Le decorazioni in affresco degli oltre seimila metri quadrati di superficie furono poi completate fra il 1746 e il 1748 da Mattia Bortoloni e Felice Biella; il tema è quello della Salvezza. Nel 1709 lo scultore Giuseppe I Gaggini assunse l'incarico di realizzare il monumento con la statua di Margherita di Savoia, figlia del duca, terminato nel 1714. Il santuario assunse la forma attuale nel 1884, quando vennero costruiti i campanili e le tre facciate per opera dell'ingegnere e architetto Camillo dei conti Riccio (a cui si deve anche il piedistallo dell'imponente statua rappresentante Carlo Emanuele I in cappa e spada).

La stazione tranviaria del santuario
Nel 1881 fu inaugurata la tranvia Mondovì-San Michele, la cui fermata centrale era situata dirimpetto al santuario, agevolando gli spostamenti dei pellegrini.

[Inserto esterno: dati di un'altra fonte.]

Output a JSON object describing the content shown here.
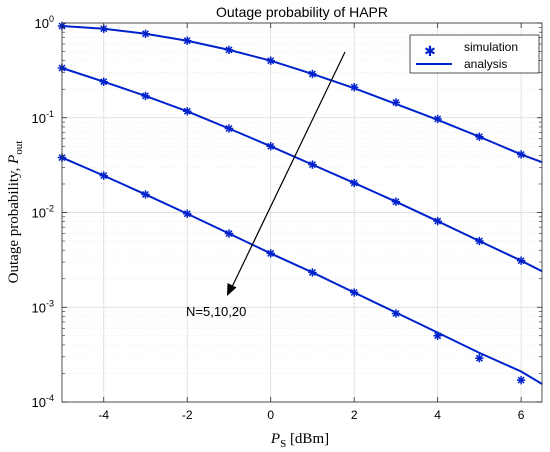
{
  "chart_data": {
    "type": "line",
    "title": "Outage probability of HAPR",
    "xlabel": {
      "symbol": "P",
      "subscript": "S",
      "unit": " [dBm]"
    },
    "ylabel": {
      "text": "Outage probability, ",
      "symbol": "P",
      "subscript": "out"
    },
    "xlim": [
      -5,
      6.5
    ],
    "ylim": [
      0.0001,
      1
    ],
    "yscale": "log",
    "grid": true,
    "x_ticks": [
      -4,
      -2,
      0,
      2,
      4,
      6
    ],
    "x_tick_labels": [
      "-4",
      "-2",
      "0",
      "2",
      "4",
      "6"
    ],
    "y_ticks": [
      {
        "base": "10",
        "exp": "0"
      },
      {
        "base": "10",
        "exp": "-1"
      },
      {
        "base": "10",
        "exp": "-2"
      },
      {
        "base": "10",
        "exp": "-3"
      },
      {
        "base": "10",
        "exp": "-4"
      }
    ],
    "legend": {
      "position": "top-right",
      "entries": [
        {
          "label": "simulation",
          "marker": "asterisk"
        },
        {
          "label": "analysis",
          "marker": "line"
        }
      ]
    },
    "annotation": {
      "text": "N=5,10,20"
    },
    "color": "#0022cc",
    "series": [
      {
        "analysis": [
          [
            -5,
            0.93
          ],
          [
            -4,
            0.87
          ],
          [
            -3,
            0.77
          ],
          [
            -2,
            0.65
          ],
          [
            -1,
            0.52
          ],
          [
            0,
            0.4
          ],
          [
            1,
            0.29
          ],
          [
            2,
            0.205
          ],
          [
            3,
            0.14
          ],
          [
            4,
            0.095
          ],
          [
            5,
            0.063
          ],
          [
            6,
            0.041
          ],
          [
            6.5,
            0.034
          ]
        ],
        "simulation": [
          [
            -5,
            0.93
          ],
          [
            -4,
            0.87
          ],
          [
            -3,
            0.77
          ],
          [
            -2,
            0.65
          ],
          [
            -1,
            0.52
          ],
          [
            0,
            0.4
          ],
          [
            1,
            0.29
          ],
          [
            2,
            0.21
          ],
          [
            3,
            0.145
          ],
          [
            4,
            0.097
          ],
          [
            5,
            0.063
          ],
          [
            6,
            0.041
          ]
        ]
      },
      {
        "analysis": [
          [
            -5,
            0.335
          ],
          [
            -4,
            0.24
          ],
          [
            -3,
            0.17
          ],
          [
            -2,
            0.117
          ],
          [
            -1,
            0.077
          ],
          [
            0,
            0.05
          ],
          [
            1,
            0.032
          ],
          [
            2,
            0.0205
          ],
          [
            3,
            0.013
          ],
          [
            4,
            0.0081
          ],
          [
            5,
            0.005
          ],
          [
            6,
            0.0031
          ],
          [
            6.5,
            0.0024
          ]
        ],
        "simulation": [
          [
            -5,
            0.335
          ],
          [
            -4,
            0.24
          ],
          [
            -3,
            0.17
          ],
          [
            -2,
            0.117
          ],
          [
            -1,
            0.077
          ],
          [
            0,
            0.05
          ],
          [
            1,
            0.032
          ],
          [
            2,
            0.0205
          ],
          [
            3,
            0.013
          ],
          [
            4,
            0.0081
          ],
          [
            5,
            0.005
          ],
          [
            6,
            0.0031
          ]
        ]
      },
      {
        "analysis": [
          [
            -5,
            0.038
          ],
          [
            -4,
            0.0245
          ],
          [
            -3,
            0.0155
          ],
          [
            -2,
            0.0097
          ],
          [
            -1,
            0.006
          ],
          [
            0,
            0.0037
          ],
          [
            1,
            0.00233
          ],
          [
            2,
            0.00143
          ],
          [
            3,
            0.00088
          ],
          [
            4,
            0.00054
          ],
          [
            5,
            0.00033
          ],
          [
            6,
            0.00021
          ],
          [
            6.5,
            0.000155
          ]
        ],
        "simulation": [
          [
            -5,
            0.038
          ],
          [
            -4,
            0.0245
          ],
          [
            -3,
            0.0155
          ],
          [
            -2,
            0.0097
          ],
          [
            -1,
            0.006
          ],
          [
            0,
            0.0037
          ],
          [
            1,
            0.00233
          ],
          [
            2,
            0.00143
          ],
          [
            3,
            0.00086
          ],
          [
            4,
            0.0005
          ],
          [
            5,
            0.00029
          ],
          [
            6,
            0.00017
          ]
        ]
      }
    ]
  }
}
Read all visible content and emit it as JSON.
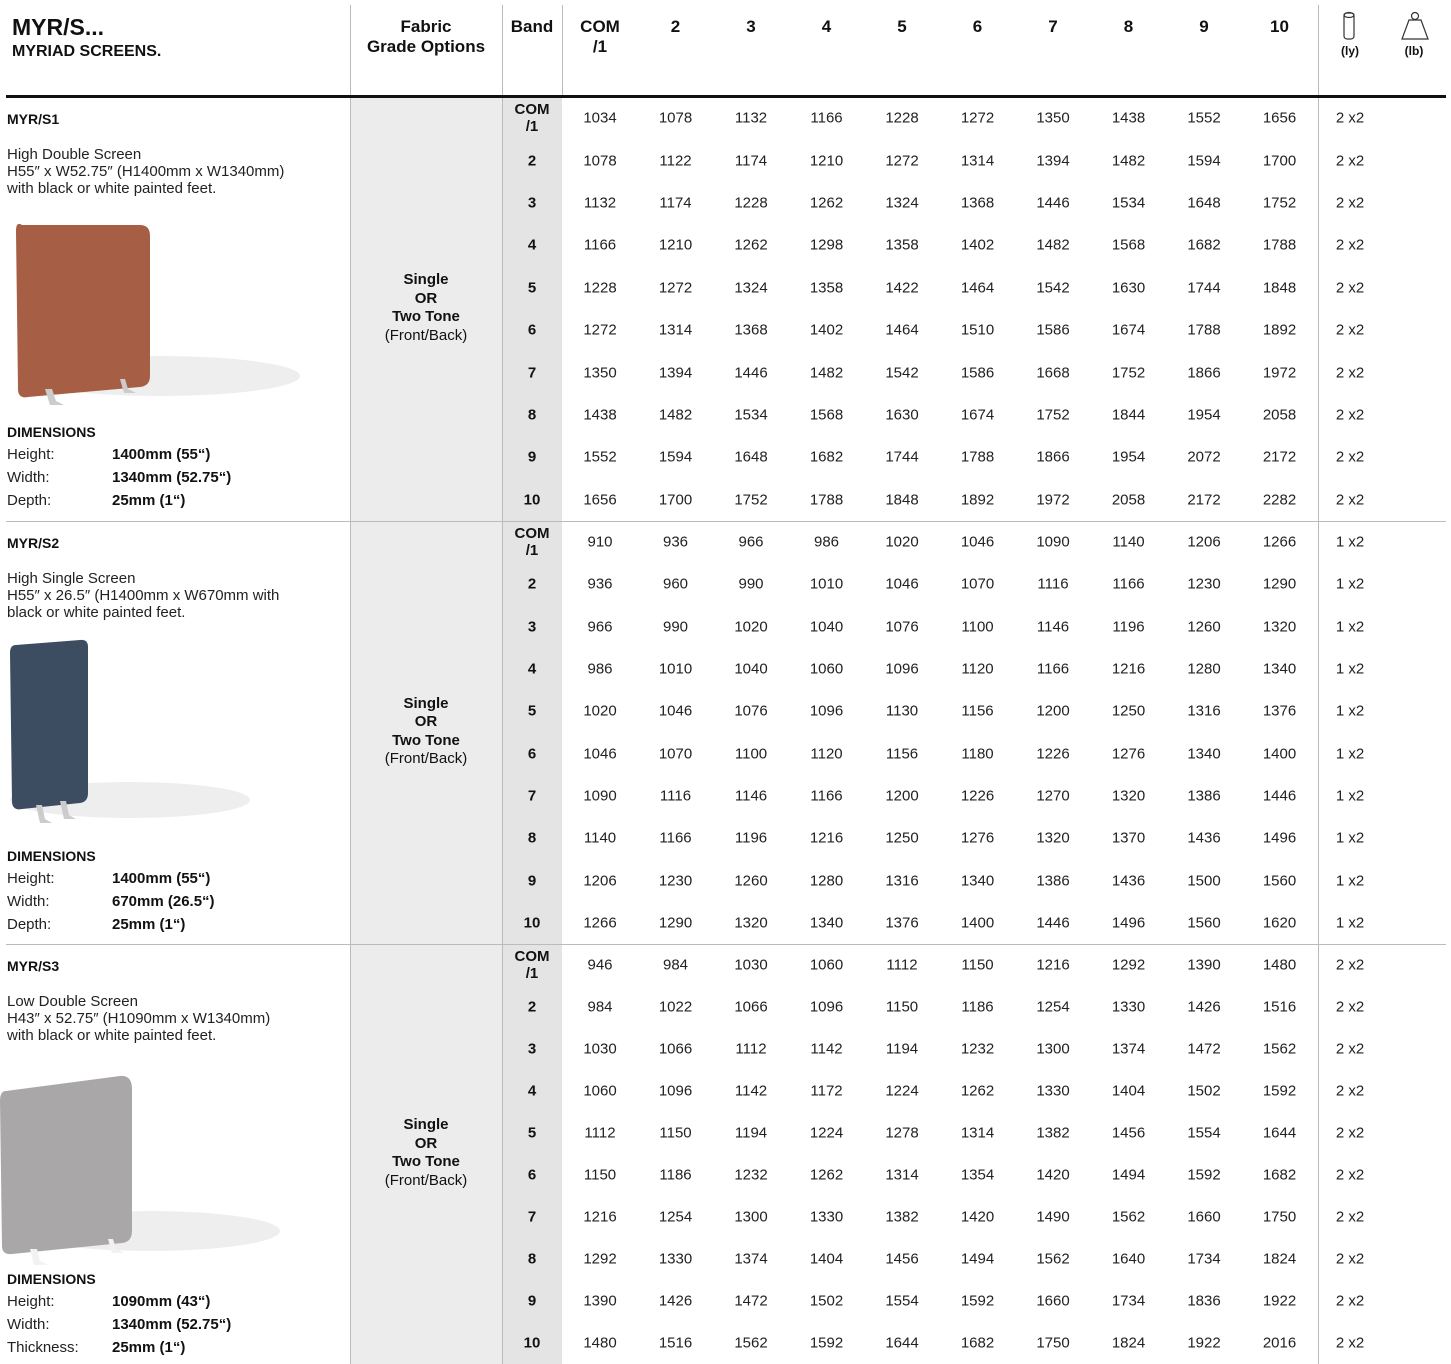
{
  "header": {
    "title": "MYR/S...",
    "subtitle": "MYRIAD SCREENS.",
    "columns": [
      "Fabric\nGrade Options",
      "Band",
      "COM\n/1",
      "2",
      "3",
      "4",
      "5",
      "6",
      "7",
      "8",
      "9",
      "10"
    ],
    "icons": [
      "(ly)",
      "(lb)"
    ]
  },
  "products": [
    {
      "code": "MYR/S1",
      "description": [
        "High Double Screen",
        "H55″ x W52.75″ (H1400mm x W1340mm)",
        "with black or white painted feet."
      ],
      "dimensions_title": "DIMENSIONS",
      "dimensions": [
        [
          "Height:",
          "1400mm (55“)"
        ],
        [
          "Width:",
          "1340mm (52.75“)"
        ],
        [
          "Depth:",
          "25mm (1“)"
        ]
      ],
      "fabric": [
        "Single",
        "OR",
        "Two Tone",
        "(Front/Back)"
      ],
      "rows": [
        {
          "band": "COM\n/1",
          "prices": [
            1034,
            1078,
            1132,
            1166,
            1228,
            1272,
            1350,
            1438,
            1552,
            1656
          ],
          "ly": "2 x2"
        },
        {
          "band": "2",
          "prices": [
            1078,
            1122,
            1174,
            1210,
            1272,
            1314,
            1394,
            1482,
            1594,
            1700
          ],
          "ly": "2 x2"
        },
        {
          "band": "3",
          "prices": [
            1132,
            1174,
            1228,
            1262,
            1324,
            1368,
            1446,
            1534,
            1648,
            1752
          ],
          "ly": "2 x2"
        },
        {
          "band": "4",
          "prices": [
            1166,
            1210,
            1262,
            1298,
            1358,
            1402,
            1482,
            1568,
            1682,
            1788
          ],
          "ly": "2 x2"
        },
        {
          "band": "5",
          "prices": [
            1228,
            1272,
            1324,
            1358,
            1422,
            1464,
            1542,
            1630,
            1744,
            1848
          ],
          "ly": "2 x2"
        },
        {
          "band": "6",
          "prices": [
            1272,
            1314,
            1368,
            1402,
            1464,
            1510,
            1586,
            1674,
            1788,
            1892
          ],
          "ly": "2 x2"
        },
        {
          "band": "7",
          "prices": [
            1350,
            1394,
            1446,
            1482,
            1542,
            1586,
            1668,
            1752,
            1866,
            1972
          ],
          "ly": "2 x2"
        },
        {
          "band": "8",
          "prices": [
            1438,
            1482,
            1534,
            1568,
            1630,
            1674,
            1752,
            1844,
            1954,
            2058
          ],
          "ly": "2 x2"
        },
        {
          "band": "9",
          "prices": [
            1552,
            1594,
            1648,
            1682,
            1744,
            1788,
            1866,
            1954,
            2072,
            2172
          ],
          "ly": "2 x2"
        },
        {
          "band": "10",
          "prices": [
            1656,
            1700,
            1752,
            1788,
            1848,
            1892,
            1972,
            2058,
            2172,
            2282
          ],
          "ly": "2 x2"
        }
      ]
    },
    {
      "code": "MYR/S2",
      "description": [
        "High Single Screen",
        "H55″ x 26.5″ (H1400mm x W670mm with",
        "black or white painted feet."
      ],
      "dimensions_title": "DIMENSIONS",
      "dimensions": [
        [
          "Height:",
          "1400mm (55“)"
        ],
        [
          "Width:",
          "670mm (26.5“)"
        ],
        [
          "Depth:",
          "25mm (1“)"
        ]
      ],
      "fabric": [
        "Single",
        "OR",
        "Two Tone",
        "(Front/Back)"
      ],
      "rows": [
        {
          "band": "COM\n/1",
          "prices": [
            910,
            936,
            966,
            986,
            1020,
            1046,
            1090,
            1140,
            1206,
            1266
          ],
          "ly": "1 x2"
        },
        {
          "band": "2",
          "prices": [
            936,
            960,
            990,
            1010,
            1046,
            1070,
            1116,
            1166,
            1230,
            1290
          ],
          "ly": "1 x2"
        },
        {
          "band": "3",
          "prices": [
            966,
            990,
            1020,
            1040,
            1076,
            1100,
            1146,
            1196,
            1260,
            1320
          ],
          "ly": "1 x2"
        },
        {
          "band": "4",
          "prices": [
            986,
            1010,
            1040,
            1060,
            1096,
            1120,
            1166,
            1216,
            1280,
            1340
          ],
          "ly": "1 x2"
        },
        {
          "band": "5",
          "prices": [
            1020,
            1046,
            1076,
            1096,
            1130,
            1156,
            1200,
            1250,
            1316,
            1376
          ],
          "ly": "1 x2"
        },
        {
          "band": "6",
          "prices": [
            1046,
            1070,
            1100,
            1120,
            1156,
            1180,
            1226,
            1276,
            1340,
            1400
          ],
          "ly": "1 x2"
        },
        {
          "band": "7",
          "prices": [
            1090,
            1116,
            1146,
            1166,
            1200,
            1226,
            1270,
            1320,
            1386,
            1446
          ],
          "ly": "1 x2"
        },
        {
          "band": "8",
          "prices": [
            1140,
            1166,
            1196,
            1216,
            1250,
            1276,
            1320,
            1370,
            1436,
            1496
          ],
          "ly": "1 x2"
        },
        {
          "band": "9",
          "prices": [
            1206,
            1230,
            1260,
            1280,
            1316,
            1340,
            1386,
            1436,
            1500,
            1560
          ],
          "ly": "1 x2"
        },
        {
          "band": "10",
          "prices": [
            1266,
            1290,
            1320,
            1340,
            1376,
            1400,
            1446,
            1496,
            1560,
            1620
          ],
          "ly": "1 x2"
        }
      ]
    },
    {
      "code": "MYR/S3",
      "description": [
        "Low Double Screen",
        "H43″ x 52.75″ (H1090mm x W1340mm)",
        "with black or white painted feet."
      ],
      "dimensions_title": "DIMENSIONS",
      "dimensions": [
        [
          "Height:",
          "1090mm (43“)"
        ],
        [
          "Width:",
          "1340mm (52.75“)"
        ],
        [
          "Thickness:",
          "25mm (1“)"
        ]
      ],
      "fabric": [
        "Single",
        "OR",
        "Two Tone",
        "(Front/Back)"
      ],
      "rows": [
        {
          "band": "COM\n/1",
          "prices": [
            946,
            984,
            1030,
            1060,
            1112,
            1150,
            1216,
            1292,
            1390,
            1480
          ],
          "ly": "2 x2"
        },
        {
          "band": "2",
          "prices": [
            984,
            1022,
            1066,
            1096,
            1150,
            1186,
            1254,
            1330,
            1426,
            1516
          ],
          "ly": "2 x2"
        },
        {
          "band": "3",
          "prices": [
            1030,
            1066,
            1112,
            1142,
            1194,
            1232,
            1300,
            1374,
            1472,
            1562
          ],
          "ly": "2 x2"
        },
        {
          "band": "4",
          "prices": [
            1060,
            1096,
            1142,
            1172,
            1224,
            1262,
            1330,
            1404,
            1502,
            1592
          ],
          "ly": "2 x2"
        },
        {
          "band": "5",
          "prices": [
            1112,
            1150,
            1194,
            1224,
            1278,
            1314,
            1382,
            1456,
            1554,
            1644
          ],
          "ly": "2 x2"
        },
        {
          "band": "6",
          "prices": [
            1150,
            1186,
            1232,
            1262,
            1314,
            1354,
            1420,
            1494,
            1592,
            1682
          ],
          "ly": "2 x2"
        },
        {
          "band": "7",
          "prices": [
            1216,
            1254,
            1300,
            1330,
            1382,
            1420,
            1490,
            1562,
            1660,
            1750
          ],
          "ly": "2 x2"
        },
        {
          "band": "8",
          "prices": [
            1292,
            1330,
            1374,
            1404,
            1456,
            1494,
            1562,
            1640,
            1734,
            1824
          ],
          "ly": "2 x2"
        },
        {
          "band": "9",
          "prices": [
            1390,
            1426,
            1472,
            1502,
            1554,
            1592,
            1660,
            1734,
            1836,
            1922
          ],
          "ly": "2 x2"
        },
        {
          "band": "10",
          "prices": [
            1480,
            1516,
            1562,
            1592,
            1644,
            1682,
            1750,
            1824,
            1922,
            2016
          ],
          "ly": "2 x2"
        }
      ]
    }
  ]
}
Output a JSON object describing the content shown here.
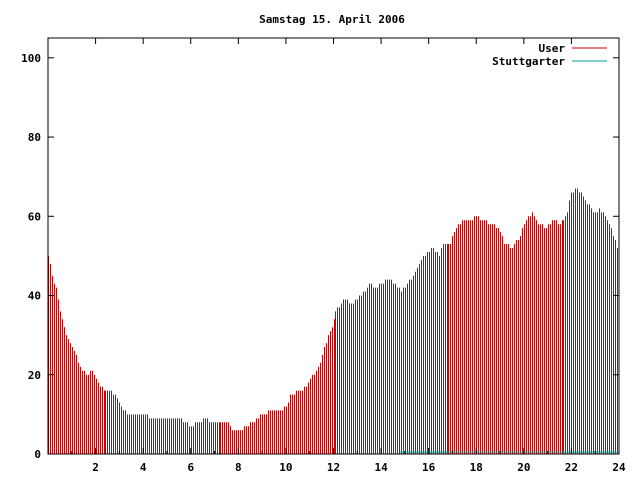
{
  "chart_data": {
    "type": "bar",
    "title": "Samstag 15. April 2006",
    "xlabel": "",
    "ylabel": "",
    "xlim": [
      0,
      24
    ],
    "ylim": [
      0,
      105
    ],
    "x_ticks": [
      2,
      4,
      6,
      8,
      10,
      12,
      14,
      16,
      18,
      20,
      22,
      24
    ],
    "y_ticks": [
      0,
      20,
      40,
      60,
      80,
      100
    ],
    "grid": false,
    "legend_position": "top-right",
    "anchors": [
      [
        0.0,
        50
      ],
      [
        0.1,
        47
      ],
      [
        0.2,
        44
      ],
      [
        0.35,
        42
      ],
      [
        0.5,
        36
      ],
      [
        0.6,
        33
      ],
      [
        0.75,
        30
      ],
      [
        0.9,
        28
      ],
      [
        1.0,
        27
      ],
      [
        1.2,
        24
      ],
      [
        1.4,
        21
      ],
      [
        1.6,
        20
      ],
      [
        1.8,
        21
      ],
      [
        2.0,
        19
      ],
      [
        2.2,
        17
      ],
      [
        2.4,
        16
      ],
      [
        2.6,
        16
      ],
      [
        2.8,
        15
      ],
      [
        3.0,
        13
      ],
      [
        3.2,
        11
      ],
      [
        3.4,
        10
      ],
      [
        4.0,
        10
      ],
      [
        4.4,
        9
      ],
      [
        5.0,
        9
      ],
      [
        5.5,
        9
      ],
      [
        5.8,
        8
      ],
      [
        6.0,
        7
      ],
      [
        6.3,
        8
      ],
      [
        6.6,
        9
      ],
      [
        6.8,
        8
      ],
      [
        7.2,
        8
      ],
      [
        7.6,
        8
      ],
      [
        7.8,
        6
      ],
      [
        8.1,
        6
      ],
      [
        8.3,
        7
      ],
      [
        8.6,
        8
      ],
      [
        9.0,
        10
      ],
      [
        9.4,
        11
      ],
      [
        9.8,
        11
      ],
      [
        10.0,
        12
      ],
      [
        10.2,
        15
      ],
      [
        10.5,
        16
      ],
      [
        10.7,
        16
      ],
      [
        11.0,
        19
      ],
      [
        11.3,
        21
      ],
      [
        11.6,
        27
      ],
      [
        11.9,
        32
      ],
      [
        12.1,
        36
      ],
      [
        12.3,
        38
      ],
      [
        12.5,
        39
      ],
      [
        12.7,
        38
      ],
      [
        13.0,
        39
      ],
      [
        13.3,
        41
      ],
      [
        13.5,
        43
      ],
      [
        13.8,
        42
      ],
      [
        14.0,
        43
      ],
      [
        14.3,
        44
      ],
      [
        14.6,
        43
      ],
      [
        14.8,
        41
      ],
      [
        15.0,
        42
      ],
      [
        15.3,
        45
      ],
      [
        15.6,
        48
      ],
      [
        15.9,
        51
      ],
      [
        16.2,
        52
      ],
      [
        16.4,
        50
      ],
      [
        16.6,
        53
      ],
      [
        16.9,
        53
      ],
      [
        17.1,
        56
      ],
      [
        17.4,
        59
      ],
      [
        17.7,
        59
      ],
      [
        18.0,
        60
      ],
      [
        18.3,
        59
      ],
      [
        18.6,
        58
      ],
      [
        18.9,
        57
      ],
      [
        19.2,
        53
      ],
      [
        19.5,
        52
      ],
      [
        19.8,
        55
      ],
      [
        20.0,
        58
      ],
      [
        20.3,
        61
      ],
      [
        20.6,
        58
      ],
      [
        20.9,
        57
      ],
      [
        21.2,
        59
      ],
      [
        21.5,
        58
      ],
      [
        21.8,
        60
      ],
      [
        22.0,
        66
      ],
      [
        22.2,
        67
      ],
      [
        22.4,
        66
      ],
      [
        22.6,
        64
      ],
      [
        22.8,
        62
      ],
      [
        23.0,
        61
      ],
      [
        23.2,
        62
      ],
      [
        23.4,
        60
      ],
      [
        23.6,
        58
      ],
      [
        23.8,
        54
      ],
      [
        24.0,
        51
      ]
    ],
    "series": [
      {
        "name": "User",
        "color": "#cc0000"
      },
      {
        "name": "Stuttgarter",
        "color": "#00a0a0",
        "x_start": 14.8,
        "x_end": 24,
        "value": 0.5
      }
    ]
  }
}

Dopo numerosi passaggi di proprietà e l'elettrificazione, avvenuta nel 1923, la linea venne soppressa nel 1953.
Il 15 dicembre 2017 vi è stata traslata da Montpellier la salma di Elena del Montenegro, seconda regina d'Italia e consorte del re Vittorio Emanuele III. Due giorni dopo, a fianco della moglie, è stata tumulata anche la salma di Vittorio Emanuele III, proveniente dalla cattedrale cattolica latina di Alessandria d'Egitto.
Il foro della pallottola sull'immagine della Madonna, un simbolo
Il pilone era caratterizzato da un foro di pallottola, che la tradizione attribuisce all'errore di un cacciatore, Giulio Sargiano. L'uomo confessò in punto di morte quanto accaduto e lasciò l'archibugio in eredità alla parrocchia di Villanova. Il lascito testamentario, che non ci è pervenuto, ma che è citato da alcuni storici, attesta questi avvenimenti. L'arma fu poi affidata al Santuario ed era custodita nel Museo storico "Ghislieri" insieme ad altri cimeli della storia del monumento.
Una tradizione successiva, attribuì all'episodio l'origine della devozione al Santuario, per via di un successivo sanguinamento dell'icona, ma si tratta di un falso storico. Non è attestato in alcuna fonte storica contemporanea infatti la notizia della fuoriuscita del sangue dall'immagine, mentre è citata dalla missiva indirizzata da Giuseppe Alamanni al padre generale dei Gesuiti Bernardino Rossignolo e dalla descrizione resa dal vescovo Giovanni Antonio Castrucci, la presenza del foro del proiettile nel 1595.